The decision to make versus populum [facing the people] celebration [of the mass] a possibility rested on a profound theological insight, one which is profoundly traditional. The Eucharist is the action of the church—head and members. This sacred action is a sacrifice (self-offering along with Christ) that takes the form of meal, in which the body and blood of the Lord are given and shared.
(This latter point invites more emphasis than I can expand on here. Suffice it to say that current attitudes toward receiving Communion in a consumerist culture often obscure the fact that Communion is something we share with one another as the body of Christ).
Oh that consumerist culture. Puts food on the table more than any other we have allowed to happen, but it’s still a favorite whipping-boy of churchly (churchy) idealism (idealists).
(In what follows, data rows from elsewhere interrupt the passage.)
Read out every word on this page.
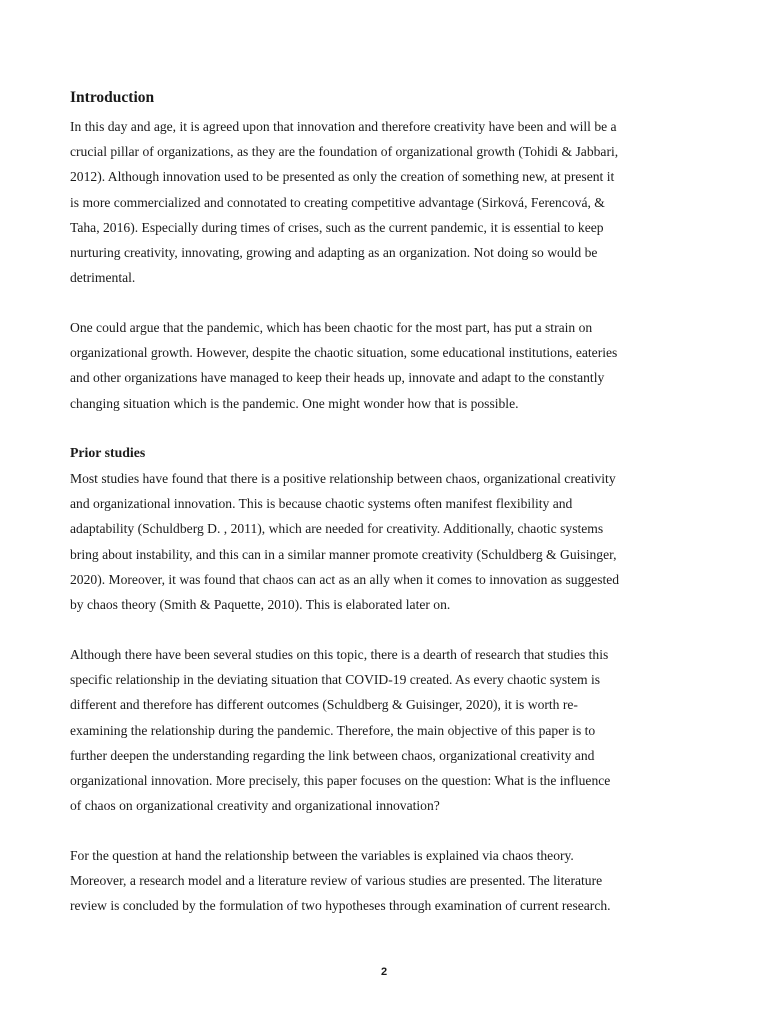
Introduction

In this day and age, it is agreed upon that innovation and therefore creativity have been and will be a
crucial pillar of organizations, as they are the foundation of organizational growth (Tohidi & Jabbari,
2012). Although innovation used to be presented as only the creation of something new, at present it
is more commercialized and connotated to creating competitive advantage (Sirková, Ferencová, &
Taha, 2016). Especially during times of crises, such as the current pandemic, it is essential to keep
nurturing creativity, innovating, growing and adapting as an organization. Not doing so would be
detrimental.

One could argue that the pandemic, which has been chaotic for the most part, has put a strain on
organizational growth. However, despite the chaotic situation, some educational institutions, eateries
and other organizations have managed to keep their heads up, innovate and adapt to the constantly
changing situation which is the pandemic. One might wonder how that is possible.

Prior studies

Most studies have found that there is a positive relationship between chaos, organizational creativity
and organizational innovation. This is because chaotic systems often manifest flexibility and
adaptability (Schuldberg D. , 2011), which are needed for creativity. Additionally, chaotic systems
bring about instability, and this can in a similar manner promote creativity (Schuldberg & Guisinger,
2020). Moreover, it was found that chaos can act as an ally when it comes to innovation as suggested
by chaos theory (Smith & Paquette, 2010). This is elaborated later on.

Although there have been several studies on this topic, there is a dearth of research that studies this
specific relationship in the deviating situation that COVID-19 created. As every chaotic system is
different and therefore has different outcomes (Schuldberg & Guisinger, 2020), it is worth re-
examining the relationship during the pandemic. Therefore, the main objective of this paper is to
further deepen the understanding regarding the link between chaos, organizational creativity and
organizational innovation. More precisely, this paper focuses on the question: What is the influence
of chaos on organizational creativity and organizational innovation?

For the question at hand the relationship between the variables is explained via chaos theory.
Moreover, a research model and a literature review of various studies are presented. The literature
review is concluded by the formulation of two hypotheses through examination of current research.

2
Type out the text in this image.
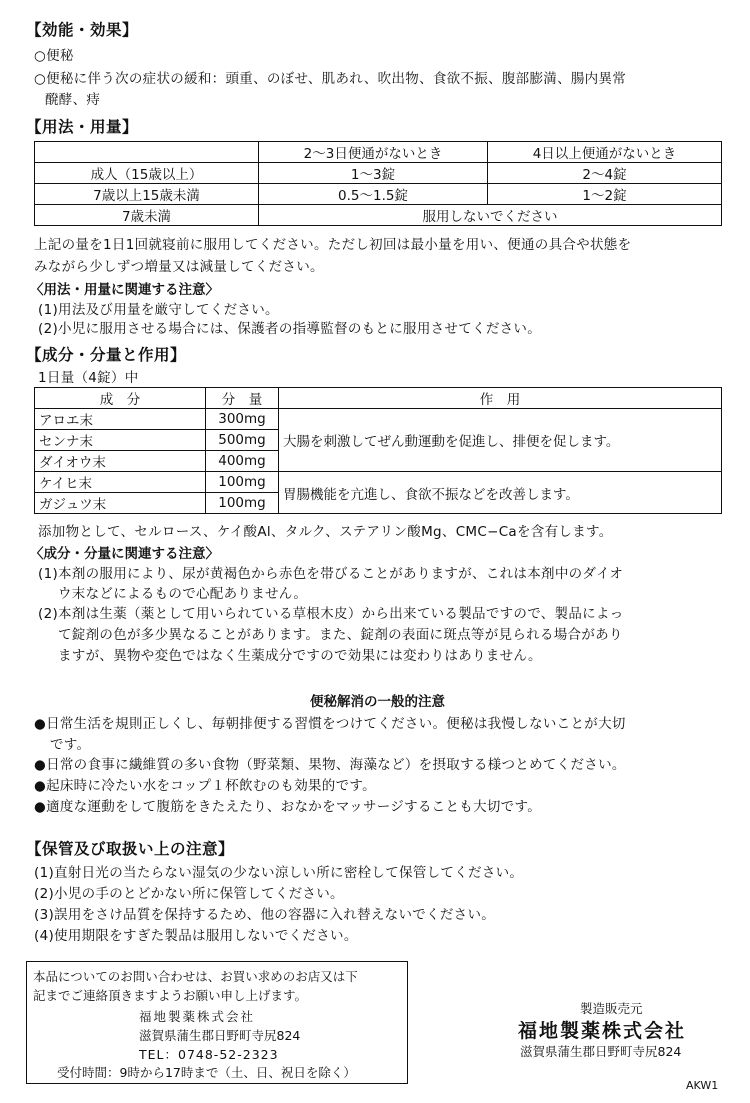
【効能・効果】
○便秘
○便秘に伴う次の症状の緩和：頭重、のぼせ、肌あれ、吹出物、食欲不振、腹部膨満、腸内異常
醗酵、痔
【用法・用量】
	2〜3日便通がないとき	4日以上便通がないとき
成人（15歳以上）	1〜3錠	2〜4錠
7歳以上15歳未満	0.5〜1.5錠	1〜2錠
7歳未満	服用しないでください	
上記の量を1日1回就寝前に服用してください。ただし初回は最小量を用い、便通の具合や状態を
みながら少しずつ増量又は減量してください。
〈用法・用量に関連する注意〉
(1)用法及び用量を厳守してください。
(2)小児に服用させる場合には、保護者の指導監督のもとに服用させてください。
【成分・分量と作用】
1日量（4錠）中
成　分	分　量	作　用
アロエ末	300mg	大腸を刺激してぜん動運動を促進し、排便を促します。
センナ末	500mg	
ダイオウ末	400mg	
ケイヒ末	100mg	胃腸機能を亢進し、食欲不振などを改善します。
ガジュツ末	100mg	
添加物として、セルロース、ケイ酸Al、タルク、ステアリン酸Mg、CMC−Caを含有します。
〈成分・分量に関連する注意〉
(1)本剤の服用により、尿が黄褐色から赤色を帯びることがありますが、これは本剤中のダイオ
ウ末などによるもので心配ありません。
(2)本剤は生薬（薬として用いられている草根木皮）から出来ている製品ですので、製品によっ
て錠剤の色が多少異なることがあります。また、錠剤の表面に斑点等が見られる場合があり
ますが、異物や変色ではなく生薬成分ですので効果には変わりはありません。
便秘解消の一般的注意
●日常生活を規則正しくし、毎朝排便する習慣をつけてください。便秘は我慢しないことが大切
です。
●日常の食事に繊維質の多い食物（野菜類、果物、海藻など）を摂取する様つとめてください。
●起床時に冷たい水をコップ１杯飲むのも効果的です。
●適度な運動をして腹筋をきたえたり、おなかをマッサージすることも大切です。
【保管及び取扱い上の注意】
(1)直射日光の当たらない湿気の少ない涼しい所に密栓して保管してください。
(2)小児の手のとどかない所に保管してください。
(3)誤用をさけ品質を保持するため、他の容器に入れ替えないでください。
(4)使用期限をすぎた製品は服用しないでください。
本品についてのお問い合わせは、お買い求めのお店又は下
記までご連絡頂きますようお願い申し上げます。
福地製薬株式会社
滋賀県蒲生郡日野町寺尻824
TEL：0748-52-2323
受付時間：9時から17時まで（土、日、祝日を除く）
製造販売元
福地製薬株式会社
滋賀県蒲生郡日野町寺尻824
AKW1
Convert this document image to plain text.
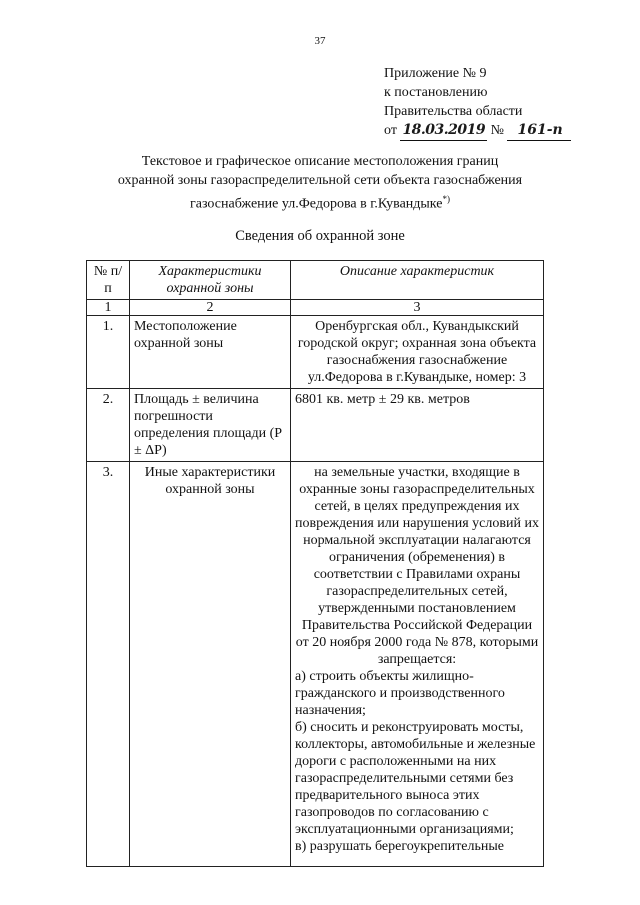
37
Приложение № 9
к постановлению
Правительства области
от 18.03.2019 № 161-п
Текстовое и графическое описание местоположения границ
охранной зоны газораспределительной сети объекта газоснабжения
газоснабжение ул.Федорова в г.Кувандыке*)
Сведения об охранной зоне
№ п/п	Характеристики охранной зоны	Описание характеристик
1	2	3
1.	Местоположение охранной зоны	Оренбургская обл., Кувандыкский городской округ; охранная зона объекта газоснабжения газоснабжение ул.Федорова в г.Кувандыке, номер: 3
2.	Площадь ± величина погрешности определения площади (P ± ΔP)	6801 кв. метр ± 29 кв. метров
3.	Иные характеристики охранной зоны	на земельные участки, входящие в охранные зоны газораспределительных сетей, в целях предупреждения их повреждения или нарушения условий их нормальной эксплуатации налагаются ограничения (обременения) в соответствии с Правилами охраны газораспределительных сетей, утвержденными постановлением Правительства Российской Федерации от 20 ноября 2000 года № 878, которыми запрещается:
а) строить объекты жилищно-гражданского и производственного назначения;
б) сносить и реконструировать мосты, коллекторы, автомобильные и железные дороги с расположенными на них газораспределительными сетями без предварительного выноса этих газопроводов по согласованию с эксплуатационными организациями;
в) разрушать берегоукрепительные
It was perfectly clear to St. Paul (I Cor 10-11) and St. Augustine (Sermon 227, 272) that we receive the body of Christ in order to become the body of Christ. Hence the importance of the council’s clarion call for full, conscious and active participation in the liturgy.
“Become the body of Christ,” eh? Toss that off in a Sunday sermon and watch heads nod, eyes glaze over.
Last, as the church historian Massimo Faggioli has frequently and astutely argued, liturgical reform is an interpretive key to the whole of the council. A reversion to the pre-conciliar position of the priest at Mass [not facing the people] would be a profound signal that the forward steps the church took in Vatican II are in question.
I suspect that a good number of people who make the ad orientem argument [for the
priest looking at the people while saying mass] are in favor of just such a reversal.
Hey. Not me, brother, no sir. Not in a month full of Tuesdays. No sir.
If stuff like that isn’t perfect for silencing lay opposition, what is?